The Petitioners wished to replace the Victorian pews with 64 solid chairs and 48 folding chairs (the folding chairs to be housed in three purpose-built wooden cabinets). The written representations of 25 objectors were taken into account. Amongst the evidence it was contended that the pews were of historical significance as they were thought to have been designed by Sir George Gilbert Scott. The Deputy Chancellor concluded that there was insufficient evidence to justify such contention. The Deputy Chancellor granted a faculty, subject (inter alia) to the retention of eight short pews.

The churchwardens sought a faculty to authorise the felling of a Scots Pine tree. Two adults had recently been hit by falling pine cones, and there was a concern for the safety of children who used the footpaths next to the tree for access to pre-school events or the Sunday school. Two objectors (who did not become parties opponent) claimed that the loss of the tree would be detrimental to the visual amenity of the churchyard. The Chancellor granted a faculty, subject to a condition that a replacement tree of a species approved by the archdeacon should be planted during the current or next growing season at a location approved by the archdeacon.

A Faculty was granted to allow a temporary Post Office to be placed at the rear of the church, pending the provision of a new permanent Post Office site in the town.

Faculty refused for the installation in the chancel of a Grade I listed church of a large nineteenth century pipe organ to replace a smaller electronic organ, on the ground that the pipe organ would have "a significant adverse impact on the chancel’s special character".
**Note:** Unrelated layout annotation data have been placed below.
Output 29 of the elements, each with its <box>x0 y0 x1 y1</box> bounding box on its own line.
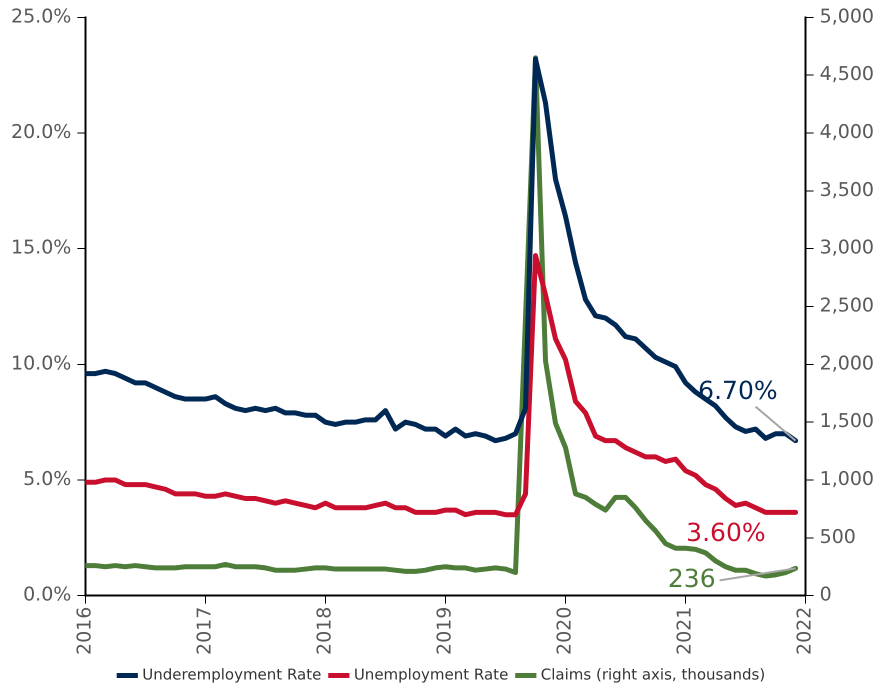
legend-label: Unemployment Rate <box>354 665 508 684</box>
x-tick-label: 2016 <box>73 606 96 656</box>
x-tick-label: 2017 <box>193 606 216 656</box>
y2-tick-label: 500 <box>820 526 856 548</box>
x-tick-label: 2018 <box>313 606 336 656</box>
y2-tick-label: 4,500 <box>820 63 874 86</box>
y2-tick-label: 2,500 <box>820 294 874 316</box>
x-tick-label: 2022 <box>794 606 816 656</box>
x-tick-label: 2019 <box>433 606 456 656</box>
legend-label: Underemployment Rate <box>142 665 322 684</box>
y-tick-label: 0.0% <box>23 584 72 606</box>
x-tick-label: 2020 <box>553 606 576 656</box>
y-tick-label: 20.0% <box>11 120 72 143</box>
y-tick-label: 25.0% <box>11 5 72 28</box>
y-tick-label: 5.0% <box>23 468 72 490</box>
legend-label: Claims (right axis, thousands) <box>540 665 766 684</box>
y-tick-label: 15.0% <box>11 236 72 259</box>
y2-tick-label: 5,000 <box>820 5 874 28</box>
y2-tick-label: 3,000 <box>820 236 874 259</box>
y-tick-label: 10.0% <box>11 352 72 374</box>
y2-tick-label: 0 <box>820 584 832 606</box>
data-label: 3.60% <box>686 518 766 547</box>
y2-tick-label: 4,000 <box>820 120 874 143</box>
y2-tick-label: 3,500 <box>820 178 874 201</box>
x-tick-label: 2021 <box>674 606 696 656</box>
y2-tick-label: 1,500 <box>820 410 874 432</box>
data-label: 236 <box>668 564 716 593</box>
y2-tick-label: 2,000 <box>820 352 874 374</box>
y2-tick-label: 1,000 <box>820 468 874 490</box>
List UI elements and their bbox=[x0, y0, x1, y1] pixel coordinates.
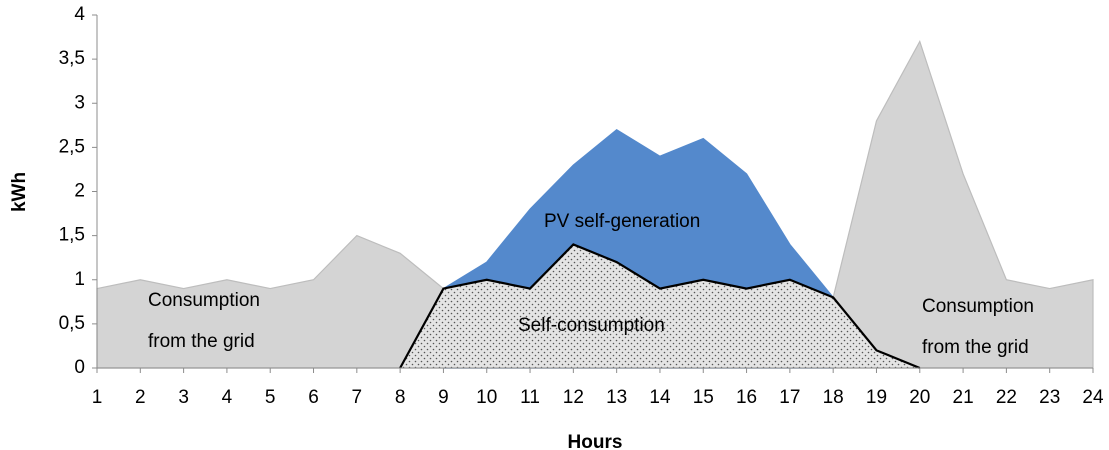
annotation: from the grid bbox=[148, 331, 255, 352]
x-tick-label: 12 bbox=[563, 387, 584, 408]
x-tick-label: 5 bbox=[265, 387, 276, 408]
x-tick-label: 10 bbox=[476, 387, 497, 408]
x-tick-label: 7 bbox=[352, 387, 363, 408]
x-tick-label: 15 bbox=[693, 387, 714, 408]
x-axis-label: Hours bbox=[568, 432, 623, 450]
x-tick-label: 19 bbox=[866, 387, 887, 408]
y-tick-label: 4 bbox=[74, 4, 85, 25]
y-axis-label: kWh bbox=[9, 172, 30, 212]
x-tick-label: 23 bbox=[1039, 387, 1060, 408]
y-tick-label: 1 bbox=[74, 269, 85, 290]
x-tick-label: 16 bbox=[736, 387, 757, 408]
annotation: from the grid bbox=[922, 337, 1029, 358]
x-tick-label: 13 bbox=[606, 387, 627, 408]
x-tick-label: 6 bbox=[308, 387, 319, 408]
y-tick-label: 3 bbox=[74, 92, 85, 113]
x-tick-label: 20 bbox=[909, 387, 930, 408]
y-tick-label: 1,5 bbox=[59, 225, 85, 246]
x-tick-label: 3 bbox=[178, 387, 189, 408]
x-tick-label: 18 bbox=[823, 387, 844, 408]
x-tick-label: 17 bbox=[779, 387, 800, 408]
x-tick-label: 9 bbox=[438, 387, 449, 408]
annotation: Consumption bbox=[922, 296, 1034, 317]
y-tick-label: 0 bbox=[74, 357, 85, 378]
annotation: Self-consumption bbox=[518, 315, 665, 336]
x-tick-label: 22 bbox=[996, 387, 1017, 408]
annotation: Consumption bbox=[148, 290, 260, 311]
line bbox=[399, 243, 921, 370]
y-tick-label: 3,5 bbox=[59, 48, 85, 69]
x-tick-label: 11 bbox=[520, 387, 540, 408]
y-tick-label: 2 bbox=[74, 181, 85, 202]
area bbox=[400, 244, 920, 368]
annotation: PV self-generation bbox=[544, 211, 700, 232]
x-tick-label: 2 bbox=[135, 387, 146, 408]
y-tick-label: 2,5 bbox=[59, 136, 85, 157]
x-tick-label: 21 bbox=[953, 387, 974, 408]
x-tick-label: 8 bbox=[395, 387, 406, 408]
x-tick-label: 4 bbox=[222, 387, 233, 408]
x-tick-label: 1 bbox=[92, 387, 103, 408]
x-tick-label: 14 bbox=[649, 387, 671, 408]
y-tick-label: 0,5 bbox=[59, 313, 85, 334]
x-tick-label: 24 bbox=[1082, 387, 1104, 408]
The petition sought the removal of a row of conifers from the southern boundary of the churchyard and the planting of a hedge of the same kind as that along the eastern boundary. A neighbour objected, principally, on the grounds that the removal of the conifers would affect the privacy of his garden on the opposite side of the driveway between the conifers and his property. The Chancellor was satisfied that there would be little invasion of privacy, in view of the hedge separating the objector's garden from the driveway. The Chancellor accepted the reasons given by the petitioners for the works and granted a faculty.